Focus on plain language and health literacy
– Use simple, everyday words; avoid jargon. Replace technical terms with familiar phrases (e.g., “high blood sugar” instead of “hyperglycemia”).
– Keep written materials concise and formatted for quick scanning: short paragraphs, bullet points, and clear headings.
– Use readability tools to aim for accessible reading levels and test materials with representative patients.
Use teach-back and confirm understanding
– After explaining a diagnosis, medication, or care plan, ask patients to explain it back in their own words. This reveals misunderstandings and reinforces learning.
– Frame teach-back as a check of the explanation, not the patient’s memory (“I want to make sure I explained this well—can you tell me how you’ll take this medication?”).
Build cultural and linguistic competence
– Offer professional medical interpreters for people with limited English proficiency; avoid relying on family members for interpretation.
– Develop multilingual education materials and use culturally relevant examples to increase resonance.
– Train staff on cultural humility and how cultural beliefs influence health decisions.
Standardize clinical handoffs and structured communication
– Adopt structured tools like SBAR (Situation-Background-Assessment-Recommendation) for handoffs between clinicians to reduce errors and omissions.
– Encourage concise written summaries in the electronic health record (EHR) that highlight key issues, pending actions, and follow-up tasks.
Leverage technology wisely
– Patient portals, secure messaging, and telehealth expand access but must be user-friendly. Provide quick start guides, video tutorials, and phone support for onboarding.
– Set expectations for response times to secure messages and clarify what issues require urgent contact versus portal use.
– Ensure interoperability so key information follows the patient across settings; consistent documentation reduces repetitive questioning and improves continuity.

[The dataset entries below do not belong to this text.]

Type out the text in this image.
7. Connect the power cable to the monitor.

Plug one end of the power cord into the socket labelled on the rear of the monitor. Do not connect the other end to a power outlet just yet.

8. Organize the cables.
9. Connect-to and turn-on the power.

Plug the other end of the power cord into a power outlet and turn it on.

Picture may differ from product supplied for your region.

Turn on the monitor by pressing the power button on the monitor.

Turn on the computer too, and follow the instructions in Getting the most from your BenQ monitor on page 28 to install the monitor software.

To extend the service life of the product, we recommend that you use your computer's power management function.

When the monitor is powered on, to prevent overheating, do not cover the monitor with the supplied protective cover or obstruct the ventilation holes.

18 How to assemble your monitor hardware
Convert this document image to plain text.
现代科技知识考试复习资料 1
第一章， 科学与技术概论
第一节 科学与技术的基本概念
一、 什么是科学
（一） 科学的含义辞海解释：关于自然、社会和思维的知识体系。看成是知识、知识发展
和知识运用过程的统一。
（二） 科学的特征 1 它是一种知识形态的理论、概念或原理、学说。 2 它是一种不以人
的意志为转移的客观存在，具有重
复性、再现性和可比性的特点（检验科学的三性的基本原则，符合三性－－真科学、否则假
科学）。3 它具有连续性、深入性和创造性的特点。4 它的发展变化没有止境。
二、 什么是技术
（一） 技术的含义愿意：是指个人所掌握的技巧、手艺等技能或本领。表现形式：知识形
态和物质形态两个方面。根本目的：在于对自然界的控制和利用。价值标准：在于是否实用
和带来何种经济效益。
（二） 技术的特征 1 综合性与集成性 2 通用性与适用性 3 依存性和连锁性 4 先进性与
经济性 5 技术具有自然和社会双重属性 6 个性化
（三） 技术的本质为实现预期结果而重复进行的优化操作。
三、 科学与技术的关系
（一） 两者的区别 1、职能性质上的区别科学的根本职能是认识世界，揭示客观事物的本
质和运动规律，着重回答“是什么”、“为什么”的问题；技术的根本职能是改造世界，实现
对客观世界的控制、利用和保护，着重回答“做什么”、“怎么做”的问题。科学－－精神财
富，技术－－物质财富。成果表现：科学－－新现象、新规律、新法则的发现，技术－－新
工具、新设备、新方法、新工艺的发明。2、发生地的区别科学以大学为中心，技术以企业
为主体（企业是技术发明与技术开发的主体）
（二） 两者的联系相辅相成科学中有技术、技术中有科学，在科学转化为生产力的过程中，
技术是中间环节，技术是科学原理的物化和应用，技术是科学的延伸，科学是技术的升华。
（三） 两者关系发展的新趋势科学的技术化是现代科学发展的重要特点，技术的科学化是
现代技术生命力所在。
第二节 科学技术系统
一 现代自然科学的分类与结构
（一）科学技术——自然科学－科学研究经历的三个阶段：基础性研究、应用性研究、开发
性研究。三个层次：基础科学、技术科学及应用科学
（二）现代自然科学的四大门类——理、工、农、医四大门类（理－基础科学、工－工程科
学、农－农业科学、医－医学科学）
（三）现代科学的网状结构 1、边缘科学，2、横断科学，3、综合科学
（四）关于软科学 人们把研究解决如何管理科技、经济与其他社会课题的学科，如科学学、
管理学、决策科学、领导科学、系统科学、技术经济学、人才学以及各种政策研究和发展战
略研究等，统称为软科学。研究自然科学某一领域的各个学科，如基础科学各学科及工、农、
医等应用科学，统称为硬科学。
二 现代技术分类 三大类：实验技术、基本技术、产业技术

Prioritize nonverbal and relational skills
– Active listening—eye contact, nods, and allowing silence—builds trust and uncovers concerns patients might not voice.
– Demonstrate empathy explicitly: acknowledge emotions and validate concerns before moving to problem-solving.
– Train clinicians in motivational interviewing techniques to support behavior change without judgment.
Design communication around the care team and family
– Identify and document the patient’s preferred decision-making others and include them in care discussions when appropriate.
– Use family conferences for complex decisions, making sure all parties have the same information and opportunities to ask questions.
– Clarify roles so patients know who to contact for different needs (nurse navigator, primary clinician, pharmacist).
Measure and iterate
– Collect patient-reported experience measures focused on communication (e.g., whether explanations were clear, concerns were listened to).
– Monitor outcomes linked to communication—medication adherence, readmissions, and complaint rates—and tie improvements to specific interventions.
– Use small tests of change and scale successful practices across the organization.
Protect privacy and ensure consent

– Communicate how patient data will be used and stored, and obtain informed consent for sharing information when needed.
– Train staff on privacy best practices for in-person and digital communication.
Improving healthcare communication requires both simple habits and system-level changes. Start by auditing common patient interactions—discharge, medication counseling, and results disclosure—and apply the strategies above to create clearer, safer, and more compassionate exchanges. Clear communication is a high-impact pathway to better care.